To believe this is to ignore that Minneapolis-St. Paul – the market in which Kevin Garnett became not an MVP, but became a legend – is larger than, among others: Miami, Portland, Phoenix, Cleveland, Denver and Indianapolis. It’s more than twice the size of San Antonio and Salt Lake City, from whence we’ve gotten five MVP awards, eight Finals appearances and five championships since 1994. It’s nearly twice as large a market as Milwaukee, where the winner of the last two league MVP trophies plays.
Dismiss Minny at your own peril!
In the recent months, a wave of products have hit the market, binging with them a number of Edwards options.
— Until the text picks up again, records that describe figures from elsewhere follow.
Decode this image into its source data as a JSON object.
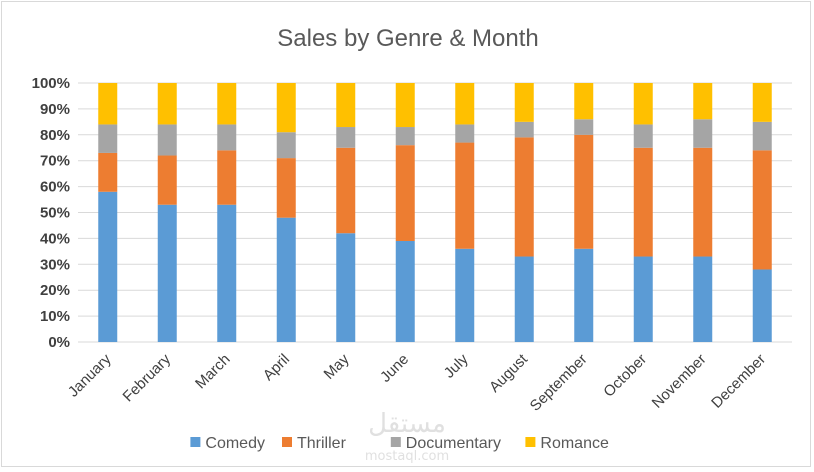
{
  "chart_data": {
    "type": "bar",
    "stacked": true,
    "percent_stacked": true,
    "title": "Sales by Genre & Month",
    "xlabel": "",
    "ylabel": "",
    "ylim": [
      0,
      100
    ],
    "y_ticks": [
      "0%",
      "10%",
      "20%",
      "30%",
      "40%",
      "50%",
      "60%",
      "70%",
      "80%",
      "90%",
      "100%"
    ],
    "grid": true,
    "legend": "bottom",
    "categories": [
      "January",
      "February",
      "March",
      "April",
      "May",
      "June",
      "July",
      "August",
      "September",
      "October",
      "November",
      "December"
    ],
    "series": [
      {
        "name": "Comedy",
        "color": "#5b9bd5",
        "values": [
          58,
          53,
          53,
          48,
          42,
          39,
          36,
          33,
          36,
          33,
          33,
          28
        ]
      },
      {
        "name": "Thriller",
        "color": "#ed7d31",
        "values": [
          15,
          19,
          21,
          23,
          33,
          37,
          41,
          46,
          44,
          42,
          42,
          46
        ]
      },
      {
        "name": "Documentary",
        "color": "#a5a5a5",
        "values": [
          11,
          12,
          10,
          10,
          8,
          7,
          7,
          6,
          6,
          9,
          11,
          11
        ]
      },
      {
        "name": "Romance",
        "color": "#ffc000",
        "values": [
          16,
          16,
          16,
          19,
          17,
          17,
          16,
          15,
          14,
          16,
          14,
          15
        ]
      }
    ]
  },
  "watermark": {
    "text_ar": "مستقل",
    "text_en": "mostaql.com"
  }
}
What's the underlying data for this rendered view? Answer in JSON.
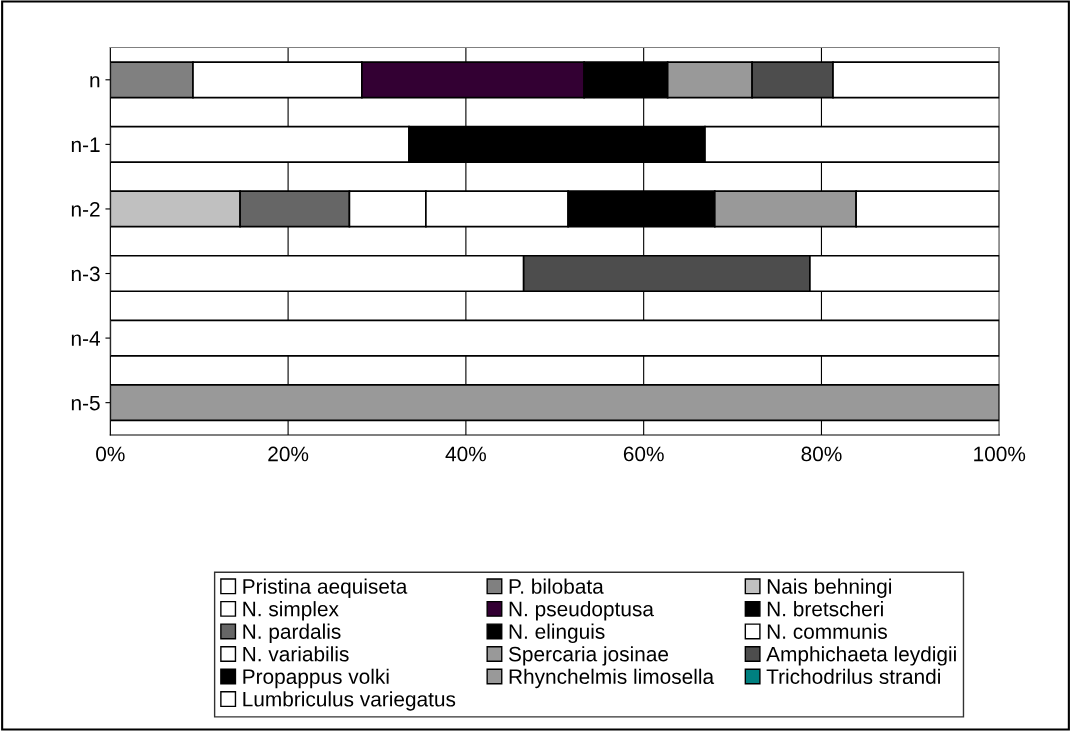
{
  "chart_data": {
    "type": "bar",
    "orientation": "horizontal",
    "stacked": true,
    "categories": [
      "n",
      "n-1",
      "n-2",
      "n-3",
      "n-4",
      "n-5"
    ],
    "xlim": [
      0,
      100
    ],
    "xticks": [
      {
        "value": 0,
        "label": "0%"
      },
      {
        "value": 20,
        "label": "20%"
      },
      {
        "value": 40,
        "label": "40%"
      },
      {
        "value": 60,
        "label": "60%"
      },
      {
        "value": 80,
        "label": "80%"
      },
      {
        "value": 100,
        "label": "100%"
      }
    ],
    "grid": "x",
    "legend": "bottom",
    "series": [
      {
        "name": "Pristina aequiseta",
        "color": "#ffffff",
        "values": [
          null,
          33.6,
          null,
          46.5,
          100,
          null
        ]
      },
      {
        "name": "P. bilobata",
        "color": "#808080",
        "values": [
          9.3,
          null,
          null,
          null,
          null,
          null
        ]
      },
      {
        "name": "Nais behningi",
        "color": "#c0c0c0",
        "values": [
          null,
          null,
          14.6,
          null,
          null,
          null
        ]
      },
      {
        "name": "N. simplex",
        "color": "#ffffff",
        "values": [
          19.0,
          null,
          null,
          null,
          null,
          null
        ]
      },
      {
        "name": "N. pseudoptusa",
        "color": "#330033",
        "values": [
          25.0,
          null,
          null,
          null,
          null,
          null
        ]
      },
      {
        "name": "N. bretscheri",
        "color": "#000000",
        "values": [
          9.4,
          null,
          null,
          null,
          null,
          null
        ]
      },
      {
        "name": "N. pardalis",
        "color": "#666666",
        "values": [
          null,
          null,
          12.3,
          null,
          null,
          null
        ]
      },
      {
        "name": "N. elinguis",
        "color": "#000000",
        "values": [
          null,
          33.3,
          null,
          null,
          null,
          null
        ]
      },
      {
        "name": "N. communis",
        "color": "#ffffff",
        "values": [
          null,
          null,
          8.6,
          null,
          null,
          null
        ]
      },
      {
        "name": "N. variabilis",
        "color": "#ffffff",
        "values": [
          null,
          null,
          16.0,
          null,
          null,
          null
        ]
      },
      {
        "name": "Spercaria josinae",
        "color": "#999999",
        "values": [
          9.5,
          null,
          null,
          null,
          null,
          100
        ]
      },
      {
        "name": "Amphichaeta leydigii",
        "color": "#4d4d4d",
        "values": [
          9.1,
          null,
          null,
          32.2,
          null,
          null
        ]
      },
      {
        "name": "Propappus volki",
        "color": "#000000",
        "values": [
          null,
          null,
          16.5,
          null,
          null,
          null
        ]
      },
      {
        "name": "Rhynchelmis limosella",
        "color": "#999999",
        "values": [
          null,
          null,
          15.9,
          null,
          null,
          null
        ]
      },
      {
        "name": "Trichodrilus strandi",
        "color": "#008080",
        "values": [
          null,
          null,
          null,
          null,
          null,
          null
        ]
      },
      {
        "name": "Lumbriculus variegatus",
        "color": "#ffffff",
        "values": [
          18.7,
          33.1,
          16.1,
          21.3,
          null,
          null
        ]
      }
    ]
  }
}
There are the base NBA Hoops rookie and Donruss “Rated Rookie”, raw versions of which can be had fairly cheaply. There are, of course, a number of parallels of each, with (in one man’s opinion) Donruss the more preferable option. In addition to an unnumbered autographed version of base Donruss rookies, collectors can turn to the “Blue Laser” parallel, which will eat up more of the budget, but is numbered to just 49, and looks extremely sharp.
And, of course, there is Prizm. And Silver Prizm. And Green Prizm. And the rest of the annual rainbow release. There are options for just about any budget. For our purposes, we’ll just highlight the base RC (currently under $50-$60 raw) and silver Prizm ($350-$400 raw) versions.
At rarer end of the spectrum (blue is #/49; gold is #/10), there is the Panini Certified Freshman Fabric card, which features ANT in his Wolves jersey, is autographed, and includes a jersey swatch. That the jersey may or may not be game-used is not ideal, but the card itself is a decent value play regardless.
The High Side
Of course, there are some high-end options where the bold collectors and investors live. Low serial-numbered parallels from Prizm and other top brands along with some of the late season issues like Flawless and rare insert cards dominate some of the top end eBay sales, which you can check out here. Low numbered Prizm Black and Gold and Gold Prizm cards were the top sellers as of this writing with a few strong five-figure sales.
A list of the current ‘most watched’ auctions for Edwards cards is at the bottom of the page.
Finally, it’s worth highlighting a pair of early cards that feature Edwards in his college jersey. The premium option here is the Panini Contenders Draft Picks Prospect Ticket which, in addition to ultra-rarity (there are 12 parallels, ranging in print run from #/55, to 1-of-1), vitally features an on-card auto. Many cards featuring Edwards in his college uni will lose popularity with the release of his NBA issues, this one should maintain a strong measure of respect.
Likewise, we have the Prizm Draft Picks “Downtown”. While the card is neither numbered nor autographed, it’s got a sensational aesthetic quality to it. Between the University of Georgia’s “Uga” emerging from his doghouse and a big cartoonish Georgia peach in the background, it’s tough to imagine not wanting one of these:
Anthony Edwards is not a spectacular athlete. He’s a spectacularly spectacular athlete, with a knack for making genuinely memorable plays, and sense for the moment when he does so.
Just weeks into his career at the highest level, he exhibited the willingness, ability and humility to evolve into a more well-rounded and efficient player, without sacrificing the on-court swagger that sets him apart. He’s playing alongside a generational big man whose game and personality perfectly complement his own, and has an excellent pair of backcourt mentors/running mates. And this whole crew is playing under a young, bright, forward-thinking coach, under enthusiastic new ownership (even if ANT’s never heard of them!).
For good measure, off the court, he seems positively delightful:
It certainly seems like superstardom awaits.